If Those Columns Could Talk: An Icon in its Heyday

Courtesy of Chris Setterlund

Behind the stately white columns of a long-forgotten building lies an interior ripe with Cape Cod memories.

The former Columns Restaurant along Route 28 in West Dennis still stands today, but lately, it is ever easier to tell how its 150 years have not been kind to it.

Originally a sea captain’s home, the building has stood shuttered for 30 years, but was once a swinging spot for jazz. In its prime, The Columns was a rocking restaurant and club featuring some of the hottest names in regional jazz, such as Marie Marcus, Lou Colombo, Dave McKenna and others.

A Classic Cape Cod History

Like most of the region’s iconic buildings, The Columns structure belonged to and was built by a wealthy sea merchant. In 1861, Capt. Obed Baker built a distinguished home, without the larger columns it is now known for. It wasn’t until his daughter inherited the home that two-story columns in the front were added.

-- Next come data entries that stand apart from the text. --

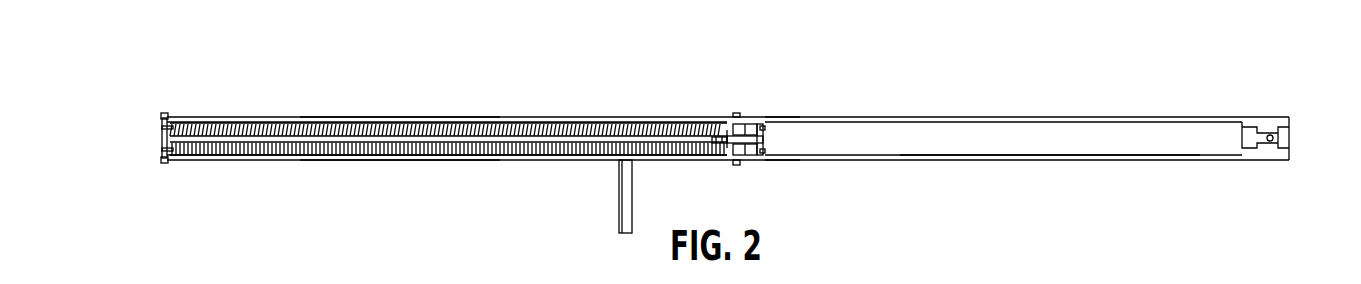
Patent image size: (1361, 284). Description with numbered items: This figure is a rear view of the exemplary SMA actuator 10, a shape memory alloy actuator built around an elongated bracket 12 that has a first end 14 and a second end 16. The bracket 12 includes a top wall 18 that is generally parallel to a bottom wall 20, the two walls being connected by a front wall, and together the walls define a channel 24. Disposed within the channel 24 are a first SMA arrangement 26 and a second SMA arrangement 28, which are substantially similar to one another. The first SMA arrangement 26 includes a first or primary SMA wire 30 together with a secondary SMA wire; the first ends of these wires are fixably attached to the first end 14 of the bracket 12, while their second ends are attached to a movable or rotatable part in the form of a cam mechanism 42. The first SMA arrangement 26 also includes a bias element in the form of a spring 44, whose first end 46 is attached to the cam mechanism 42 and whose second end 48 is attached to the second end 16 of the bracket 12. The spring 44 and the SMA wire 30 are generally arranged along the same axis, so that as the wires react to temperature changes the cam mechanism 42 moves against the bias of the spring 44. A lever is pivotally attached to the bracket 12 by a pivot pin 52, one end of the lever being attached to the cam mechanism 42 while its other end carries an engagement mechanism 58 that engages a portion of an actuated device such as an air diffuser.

The SMA actuator 10 is at (1193, 72).
The bracket 12 is at (210, 117).
The first end 14 is at (1290, 138).
The second end 16 is at (161, 140).
The top wall 18 is at (385, 117).
The bottom wall 20 is at (385, 160).
The channel 24 is at (1045, 143).
The first SMA arrangement 26 is at (788, 98).
The second SMA arrangement 28 is at (780, 184).
The first SMA wire 30 is at (925, 117).
The cam mechanism 42 is at (753, 126).
The spring 44 is at (605, 141).
The first end 46 is at (721, 143).
The second end 48 is at (183, 121).
The pivot pin 52 is at (735, 167).
The engagement mechanism 58 is at (626, 222).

Much like Thompson’s Clam Bar and the Christopher Ryder House, The Columns’ heyday happened between the 1960s and 70s. Big band music banged out of its front doors and windows, wafting into the surrounding streets. Men dressed in linen suits stood around a bustling interior, asking bedazzled ladies to dance.

What Was Raised Beneath this Roof

Later, the club would become known for roosting the young talent of Dick Johnson and his contemporaries who played parts out of the Great American Songbook. Allen, Porter, Gershwin and other greats were common auditory auspices.

Although both ends of the Cape had Jazz Festivals, Falmouth and Provincetown were not necessarily the regional hubs of the genre while The Columns was open. The establishment kept Dennis and the Mid-Cape on the map for culture and entertainment. Regular performer Lou Colombo was himself noted as Dizzy Gillespie’s favorite trumpeter.

But as all good things come to an end, so did the Columns. It has stood vacant for over 20 years, with some efforts to restore and reopen but no true successes.

The building could still see some action, however. It’s been renovated multiple times and has remained on the market for years, but no new businesses have claimed it as their new home as of yet. It was most recently purchased by a famous Barnstable real estate developer; however, no official action has been taken on the property as of January 2017.

Until that point, it will simply have to sit there, harboring memories of many fanciful years gone by.